GP expert blasts 'scary' lack of NHS data

Up to 40% of NHS programmes, worth around £20bn annually, have no national data on their effectiveness, a DoH report has found.

Dr Haslam: some boards have forgotten about quality care for patients
Dr Haslam: some boards have forgotten about quality care for patients

There is almost no national quality data in primary care other than the QOF, and none whatsoever in community care, according to a report by the DoH's National Quality Board (NQB).

Unveiling details of the report to delegates at the NHS Confederation conference in Liverpool last month, NQB member and Cambridgeshire GP Professor David Haslam said that 10% of trust boards 'never' discussed the quality of their clinical services.

'Could it be these boards have forgotten what business they are in - the business of providing quality care for patients?' he said.
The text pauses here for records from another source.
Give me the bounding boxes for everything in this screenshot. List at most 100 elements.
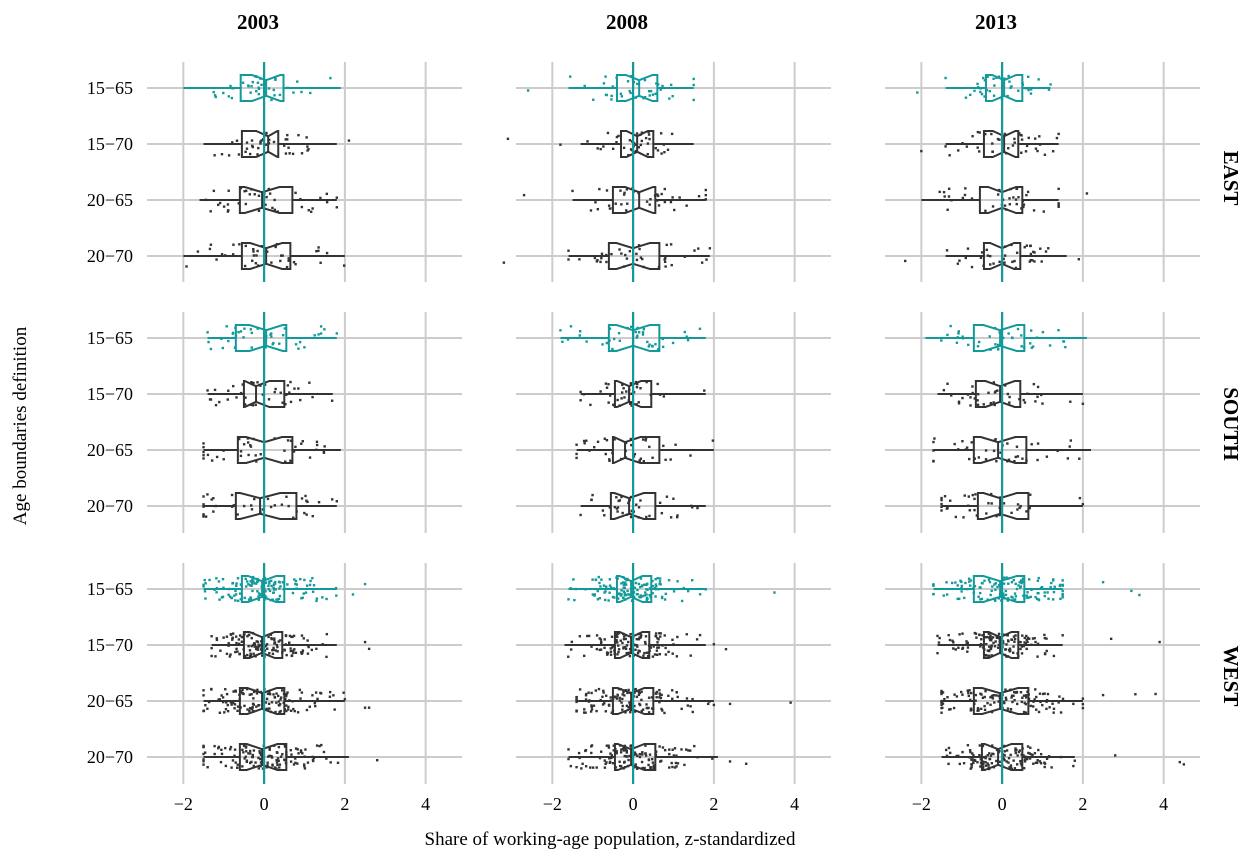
data-point	[626, 589, 629, 593]
data-point	[962, 516, 965, 519]
data-point	[285, 653, 288, 657]
data-point	[628, 754, 631, 758]
data-point	[692, 98, 695, 102]
data-point	[304, 494, 307, 498]
data-point	[590, 708, 594, 711]
data-point	[267, 187, 271, 191]
data-point	[319, 261, 322, 264]
data-point	[1036, 442, 1040, 445]
data-point	[1008, 648, 1011, 652]
data-point	[278, 93, 282, 97]
data-point	[243, 757, 246, 760]
data-point	[644, 752, 647, 755]
data-point	[243, 596, 246, 600]
data-point	[957, 597, 961, 601]
data-point	[685, 748, 688, 751]
data-point	[620, 495, 623, 499]
data-point	[986, 649, 990, 652]
data-point	[249, 761, 252, 765]
data-point	[943, 495, 947, 498]
data-point	[330, 399, 334, 402]
data-point	[972, 761, 975, 765]
data-point	[616, 694, 619, 697]
data-point	[637, 638, 641, 641]
data-point	[1059, 597, 1062, 601]
box-20-65	[202, 687, 371, 715]
data-point	[1003, 77, 1006, 80]
data-point	[651, 579, 654, 583]
notched-box	[607, 324, 661, 352]
data-point	[969, 584, 972, 587]
data-point	[646, 142, 650, 145]
data-point	[603, 638, 606, 641]
data-point	[940, 692, 943, 696]
data-point	[233, 707, 236, 710]
data-point	[961, 196, 965, 200]
data-point	[1052, 711, 1055, 714]
data-point	[249, 445, 253, 448]
data-point	[220, 152, 224, 156]
data-point	[229, 633, 233, 636]
data-point	[209, 398, 213, 401]
data-point	[663, 711, 666, 715]
notched-box	[613, 380, 653, 408]
data-point	[242, 336, 245, 339]
data-point	[267, 584, 270, 588]
data-point	[1033, 251, 1036, 254]
data-point	[1037, 576, 1040, 580]
data-point	[622, 586, 625, 589]
data-point	[712, 703, 716, 707]
data-point	[997, 694, 1001, 698]
data-point	[252, 703, 255, 706]
data-point	[210, 646, 213, 650]
data-point	[605, 651, 609, 654]
data-point	[578, 635, 582, 638]
data-point	[993, 645, 997, 648]
data-point	[964, 581, 967, 585]
data-point	[1014, 749, 1017, 752]
data-point	[591, 593, 595, 596]
data-point	[283, 449, 286, 452]
data-point	[634, 330, 638, 334]
data-point	[1032, 209, 1036, 212]
data-point	[966, 646, 970, 649]
notched-box	[980, 743, 1024, 771]
data-point	[281, 333, 285, 337]
data-point	[237, 331, 240, 334]
data-point	[683, 330, 686, 334]
data-point	[655, 692, 658, 695]
data-point	[654, 92, 657, 96]
data-point	[668, 97, 671, 100]
data-point	[1023, 401, 1027, 404]
data-point	[992, 94, 996, 97]
data-point	[987, 649, 991, 652]
data-point	[1036, 395, 1039, 399]
data-point	[231, 253, 235, 256]
data-point	[325, 655, 328, 659]
data-point	[623, 754, 626, 758]
data-point	[982, 756, 985, 759]
data-point	[264, 203, 267, 206]
data-point	[628, 703, 632, 706]
data-point	[285, 694, 288, 698]
data-point	[686, 589, 690, 593]
data-point	[261, 393, 265, 396]
data-point	[252, 580, 255, 583]
data-point	[584, 749, 587, 753]
data-point	[1021, 577, 1025, 580]
data-point	[293, 648, 296, 651]
y-tick-label-east-15-70: 15−70	[87, 134, 133, 154]
data-point	[996, 343, 1000, 347]
data-point	[265, 131, 268, 135]
data-point	[624, 593, 628, 597]
data-point	[647, 758, 651, 762]
data-point	[304, 591, 308, 594]
data-point	[989, 401, 993, 405]
data-point	[231, 636, 234, 640]
data-point	[215, 638, 219, 642]
data-point	[300, 634, 304, 637]
data-point	[244, 202, 248, 206]
data-point	[1057, 187, 1060, 191]
data-point	[218, 400, 221, 404]
data-point	[1015, 187, 1018, 190]
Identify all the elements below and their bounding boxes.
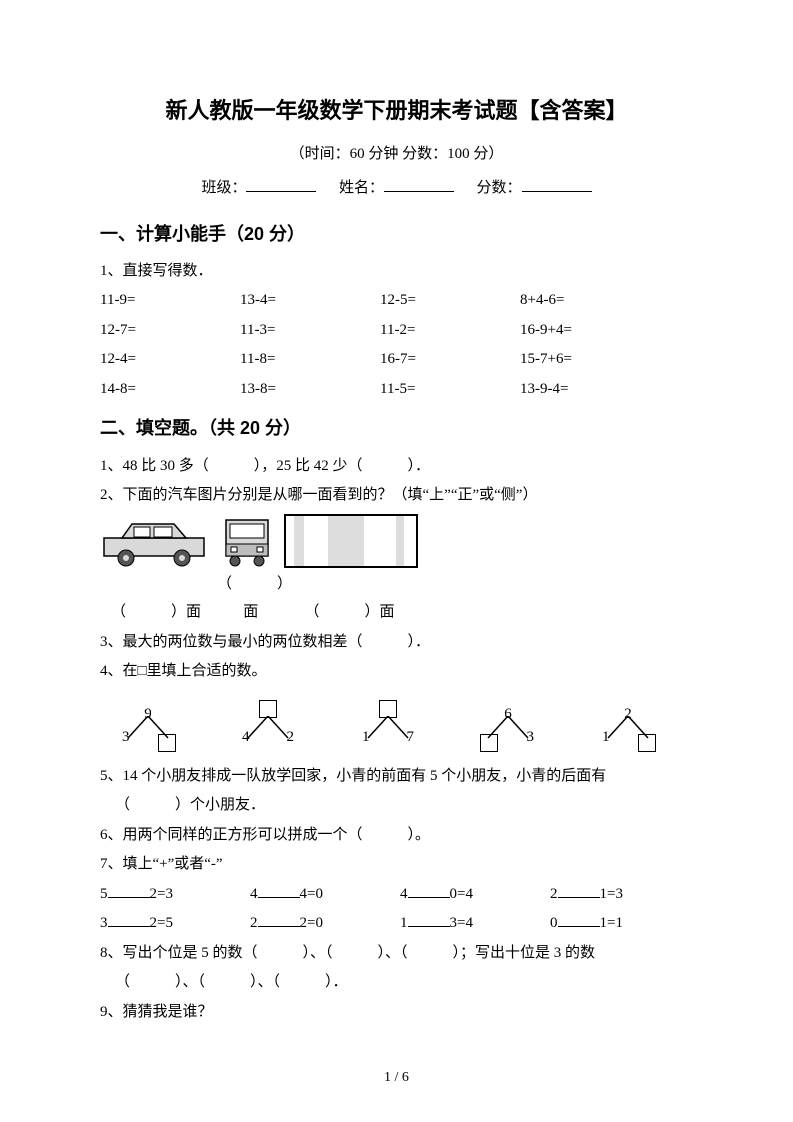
- s2-q1: 1、48 比 30 多（ ），25 比 42 少（ ）．: [100, 452, 693, 481]
- operator-blank[interactable]: [558, 882, 600, 898]
- calc-cell: 8+4-6=: [520, 286, 680, 315]
- s2-q5b: （ ）个小朋友．: [100, 791, 693, 820]
- operator-blank[interactable]: [108, 911, 150, 927]
- calc-cell: 13-4=: [240, 286, 380, 315]
- subtitle: （时间：60 分钟 分数：100 分）: [100, 140, 693, 169]
- s2-q8b: （ ）、（ ）、（ ）．: [100, 968, 693, 997]
- calc-cell: 12-4=: [100, 345, 240, 374]
- eq-cell: 40=4: [400, 880, 550, 909]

The report also criticises the QOF, saying it is designed for 'administering payment' rather than assessing quality.

'It is not able sufficiently to discriminate between performance – most GPs score over 90% – nor are there are any links to secondary care data,' says the document.

The NQB, chaired by NHS chief executive David Nicholson, has been investigating what information is available to measure the quality of services.

It found that the annual budget for gastrointestinal disorders and musculo-skeletal problems is over £8bn, greater than the entire policing and prison budgets combined, yet there is no national data on the effectiveness of services. Professor Haslam called the findings ‘scary’.

The report recommends all providers should be contractually obliged to produce quality data.

Organisations that produce and assess quality data should be combined into one or clarify which role they will focus on, it adds.

Professor Haslam called for trusts to consider developing departments devoted to clinical excellence and more clinicians to be involved at board level.